I've also gotten within sight of a weight-loss goal (a mini goal on the way toward my big goal), and have finally gotten back on the workout bandwagon (with the only thing I have ever found that I like well enough to do routinely, Walk Away the Pounds dvds). In the meantime, I ordered Spanx Slim Cognito so I can comfortably wear my new size-smaller Ann Taylor (outlet, $12, thank you very much) white dress trousers to church on Easter.
I have made nearly 20 scrapbook layouts, mostly two-pagers, and am now "caught up" to working on current pictures again (which is the way I like it; having no backlog allows me to feel I can work on other, more personal, projects as well).
And I made this layout, which is "now showing" at the SALT blog:
I found this to be a very difficult layout to do; the theme was "the real meaning of Easter"... of which I am a fan, of course (although I do like bunnies and eggs, too!). I think I struggled because personally I am just not "at" Easter yet; in some ways I would have had an easier time doing a Lent layout. The picture I wanted to work with, of my chalice and paten from Canterbury Pottery in England, seemed more suited to Maundy Thursday than Easter. I wasn't sure how to communicate a clear visual connection between the "body of Christ," "cup of salvation" and the resurrection... the link seemed obvious in my mind, though perhaps more suited to poetry than to a single scrapbook page. So instead of inflicting my poems on the SALT readership, I made a couple of very intentional, very traditional choices to tie my layout to the season and the theme: I kept a mostly-monochromatic color scheme, white for the liturgical season of Easter, and I used some very familiar wording from the Apostles' Creed. The text and images also called to my mind the words of Jesus from the Gospel of John, chapter 11 verse 25, his response to Martha at the death of Lazarus: "I am the resurrection, and the life: he that believeth in me, though he were dead, yet shall he live." (KJV)
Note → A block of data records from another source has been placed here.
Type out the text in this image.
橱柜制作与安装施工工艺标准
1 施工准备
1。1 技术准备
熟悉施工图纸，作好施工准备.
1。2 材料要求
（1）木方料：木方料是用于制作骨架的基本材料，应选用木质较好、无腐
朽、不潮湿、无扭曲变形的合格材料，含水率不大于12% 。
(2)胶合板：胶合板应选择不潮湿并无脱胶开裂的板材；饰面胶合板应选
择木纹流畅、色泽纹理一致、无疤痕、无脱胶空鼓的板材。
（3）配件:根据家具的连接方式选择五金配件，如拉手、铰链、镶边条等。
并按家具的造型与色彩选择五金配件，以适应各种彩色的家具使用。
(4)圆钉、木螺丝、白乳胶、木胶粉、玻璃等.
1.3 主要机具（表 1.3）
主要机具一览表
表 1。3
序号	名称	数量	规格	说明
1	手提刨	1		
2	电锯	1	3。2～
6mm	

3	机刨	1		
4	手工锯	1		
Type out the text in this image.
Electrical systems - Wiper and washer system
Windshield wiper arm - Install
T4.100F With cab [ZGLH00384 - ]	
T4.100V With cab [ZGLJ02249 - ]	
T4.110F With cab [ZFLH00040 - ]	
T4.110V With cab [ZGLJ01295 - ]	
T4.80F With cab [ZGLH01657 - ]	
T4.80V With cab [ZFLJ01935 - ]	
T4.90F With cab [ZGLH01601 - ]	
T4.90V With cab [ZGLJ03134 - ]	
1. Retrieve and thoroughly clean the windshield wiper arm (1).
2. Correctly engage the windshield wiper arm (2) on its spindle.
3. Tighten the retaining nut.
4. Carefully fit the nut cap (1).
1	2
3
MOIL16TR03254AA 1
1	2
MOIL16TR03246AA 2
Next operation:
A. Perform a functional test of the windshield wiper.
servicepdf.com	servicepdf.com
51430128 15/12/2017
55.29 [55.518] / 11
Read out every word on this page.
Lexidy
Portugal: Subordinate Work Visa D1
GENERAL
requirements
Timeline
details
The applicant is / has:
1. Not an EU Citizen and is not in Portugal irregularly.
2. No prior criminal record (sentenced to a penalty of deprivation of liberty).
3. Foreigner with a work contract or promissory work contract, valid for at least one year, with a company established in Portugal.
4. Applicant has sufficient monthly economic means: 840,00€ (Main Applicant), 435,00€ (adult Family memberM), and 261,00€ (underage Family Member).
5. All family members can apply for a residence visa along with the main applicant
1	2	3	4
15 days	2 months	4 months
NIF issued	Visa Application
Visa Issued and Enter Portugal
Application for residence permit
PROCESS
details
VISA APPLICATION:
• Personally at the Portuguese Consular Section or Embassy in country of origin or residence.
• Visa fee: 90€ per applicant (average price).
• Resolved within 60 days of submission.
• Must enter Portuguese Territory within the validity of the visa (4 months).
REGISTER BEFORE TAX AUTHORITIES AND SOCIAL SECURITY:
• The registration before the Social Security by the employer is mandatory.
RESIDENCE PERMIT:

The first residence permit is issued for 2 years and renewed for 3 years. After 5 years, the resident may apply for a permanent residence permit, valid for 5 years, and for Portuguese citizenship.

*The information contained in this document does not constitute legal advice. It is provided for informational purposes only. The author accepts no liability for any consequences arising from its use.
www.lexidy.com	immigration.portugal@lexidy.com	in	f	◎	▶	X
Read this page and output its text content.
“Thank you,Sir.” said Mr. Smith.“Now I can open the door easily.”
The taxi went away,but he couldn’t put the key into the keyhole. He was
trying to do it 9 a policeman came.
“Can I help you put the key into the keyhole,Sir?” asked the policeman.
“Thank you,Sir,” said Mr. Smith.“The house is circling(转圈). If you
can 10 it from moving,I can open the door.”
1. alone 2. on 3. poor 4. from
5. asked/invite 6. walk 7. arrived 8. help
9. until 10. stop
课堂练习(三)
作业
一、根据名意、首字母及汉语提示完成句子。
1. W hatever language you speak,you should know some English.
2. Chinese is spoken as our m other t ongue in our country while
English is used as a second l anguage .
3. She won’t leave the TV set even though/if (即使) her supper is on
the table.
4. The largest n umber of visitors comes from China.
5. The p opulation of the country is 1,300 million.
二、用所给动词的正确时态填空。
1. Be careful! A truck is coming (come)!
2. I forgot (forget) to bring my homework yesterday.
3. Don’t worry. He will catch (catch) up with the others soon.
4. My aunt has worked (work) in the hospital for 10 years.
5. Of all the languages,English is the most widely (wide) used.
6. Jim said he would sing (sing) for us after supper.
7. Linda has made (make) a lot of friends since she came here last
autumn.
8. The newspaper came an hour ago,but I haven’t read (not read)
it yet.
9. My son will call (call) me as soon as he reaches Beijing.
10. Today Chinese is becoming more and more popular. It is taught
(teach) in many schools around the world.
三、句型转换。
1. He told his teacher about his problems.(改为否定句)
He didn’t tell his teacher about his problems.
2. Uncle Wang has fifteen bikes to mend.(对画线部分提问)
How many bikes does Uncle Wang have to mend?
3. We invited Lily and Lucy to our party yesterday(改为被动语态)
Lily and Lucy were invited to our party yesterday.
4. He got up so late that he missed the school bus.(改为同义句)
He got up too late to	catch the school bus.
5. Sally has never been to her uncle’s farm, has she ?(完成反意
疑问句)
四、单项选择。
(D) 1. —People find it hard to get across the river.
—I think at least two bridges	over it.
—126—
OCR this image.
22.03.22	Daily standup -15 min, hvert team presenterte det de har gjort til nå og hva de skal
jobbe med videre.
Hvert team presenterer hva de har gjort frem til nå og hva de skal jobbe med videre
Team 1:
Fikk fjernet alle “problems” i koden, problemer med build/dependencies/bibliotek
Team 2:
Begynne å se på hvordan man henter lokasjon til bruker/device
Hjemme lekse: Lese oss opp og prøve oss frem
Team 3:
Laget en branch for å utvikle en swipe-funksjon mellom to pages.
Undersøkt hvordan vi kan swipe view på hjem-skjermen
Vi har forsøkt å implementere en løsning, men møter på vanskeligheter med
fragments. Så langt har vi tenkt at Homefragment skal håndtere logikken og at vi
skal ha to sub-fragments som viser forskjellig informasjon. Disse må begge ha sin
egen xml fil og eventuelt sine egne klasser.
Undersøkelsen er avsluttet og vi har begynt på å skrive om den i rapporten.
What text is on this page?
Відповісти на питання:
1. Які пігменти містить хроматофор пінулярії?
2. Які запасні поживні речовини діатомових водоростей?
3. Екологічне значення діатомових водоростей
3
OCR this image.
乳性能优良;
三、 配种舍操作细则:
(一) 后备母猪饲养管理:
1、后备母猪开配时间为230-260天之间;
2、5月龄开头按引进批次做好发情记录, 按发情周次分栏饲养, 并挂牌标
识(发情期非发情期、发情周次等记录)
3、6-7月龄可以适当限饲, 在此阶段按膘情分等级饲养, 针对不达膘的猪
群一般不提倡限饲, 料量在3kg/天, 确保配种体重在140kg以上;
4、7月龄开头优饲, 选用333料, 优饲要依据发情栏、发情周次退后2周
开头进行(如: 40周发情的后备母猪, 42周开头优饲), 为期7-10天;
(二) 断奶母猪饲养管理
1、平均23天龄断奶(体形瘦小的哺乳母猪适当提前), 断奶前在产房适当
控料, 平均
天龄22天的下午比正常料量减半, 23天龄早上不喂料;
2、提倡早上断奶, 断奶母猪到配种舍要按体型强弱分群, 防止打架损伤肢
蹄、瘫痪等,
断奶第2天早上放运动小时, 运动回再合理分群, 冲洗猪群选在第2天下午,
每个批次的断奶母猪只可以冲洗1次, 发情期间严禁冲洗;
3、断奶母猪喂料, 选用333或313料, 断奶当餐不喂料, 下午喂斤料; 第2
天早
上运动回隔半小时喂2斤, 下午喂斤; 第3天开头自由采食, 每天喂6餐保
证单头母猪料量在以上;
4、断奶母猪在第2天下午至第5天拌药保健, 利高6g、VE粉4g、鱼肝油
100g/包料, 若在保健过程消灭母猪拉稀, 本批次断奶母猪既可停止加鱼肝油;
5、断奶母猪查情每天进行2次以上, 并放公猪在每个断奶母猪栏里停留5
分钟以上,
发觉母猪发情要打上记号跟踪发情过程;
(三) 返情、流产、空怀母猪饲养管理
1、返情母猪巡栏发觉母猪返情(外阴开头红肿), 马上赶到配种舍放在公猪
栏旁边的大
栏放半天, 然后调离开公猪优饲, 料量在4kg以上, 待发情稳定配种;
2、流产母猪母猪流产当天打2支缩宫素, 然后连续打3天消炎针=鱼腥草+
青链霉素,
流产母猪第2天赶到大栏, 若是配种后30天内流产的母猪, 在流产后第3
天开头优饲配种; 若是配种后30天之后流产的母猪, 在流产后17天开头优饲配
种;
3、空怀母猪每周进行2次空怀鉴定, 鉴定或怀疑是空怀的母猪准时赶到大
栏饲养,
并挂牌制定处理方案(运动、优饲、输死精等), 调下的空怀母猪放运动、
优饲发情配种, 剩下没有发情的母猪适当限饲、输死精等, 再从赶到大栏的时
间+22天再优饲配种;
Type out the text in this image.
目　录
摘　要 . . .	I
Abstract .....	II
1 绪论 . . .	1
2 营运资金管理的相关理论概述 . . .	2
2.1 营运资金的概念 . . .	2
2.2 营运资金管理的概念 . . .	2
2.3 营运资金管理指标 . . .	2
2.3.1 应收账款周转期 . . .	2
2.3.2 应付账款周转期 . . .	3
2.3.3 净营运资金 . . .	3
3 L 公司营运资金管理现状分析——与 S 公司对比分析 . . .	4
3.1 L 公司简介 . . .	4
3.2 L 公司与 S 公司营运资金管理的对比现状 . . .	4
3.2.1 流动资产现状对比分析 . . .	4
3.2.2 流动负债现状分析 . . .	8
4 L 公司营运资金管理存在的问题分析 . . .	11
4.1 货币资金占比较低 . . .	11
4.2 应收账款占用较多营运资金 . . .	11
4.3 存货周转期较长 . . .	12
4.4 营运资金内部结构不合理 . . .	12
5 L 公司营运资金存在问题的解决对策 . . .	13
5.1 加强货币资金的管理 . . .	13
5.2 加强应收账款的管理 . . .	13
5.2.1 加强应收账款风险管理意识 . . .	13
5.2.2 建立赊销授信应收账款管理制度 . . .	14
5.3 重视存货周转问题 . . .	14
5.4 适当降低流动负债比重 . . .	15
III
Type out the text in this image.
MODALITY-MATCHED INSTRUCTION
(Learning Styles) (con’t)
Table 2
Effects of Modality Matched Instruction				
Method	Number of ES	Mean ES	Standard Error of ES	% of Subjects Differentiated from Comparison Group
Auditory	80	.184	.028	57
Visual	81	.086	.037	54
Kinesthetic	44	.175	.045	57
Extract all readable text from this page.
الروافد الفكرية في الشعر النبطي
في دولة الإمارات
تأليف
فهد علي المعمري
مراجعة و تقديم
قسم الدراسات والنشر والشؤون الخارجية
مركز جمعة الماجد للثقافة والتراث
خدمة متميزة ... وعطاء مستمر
I have a hunch I'll be continuing to ponder the connection between "the resurrection of the body and the life everlasting" and the elements of communion. For today, it simply seems to me that the symbols of bread and wine are perhaps not so much symbols of Christ's brokenness and death as of the power of his life--the power over death--that can gather us when we are scattered, nourish us when we are starved, breathe into us when we are lifeless. To be brought together, fed, and given new life--the experience of the Supper and the message of Easter. Thanks be to God!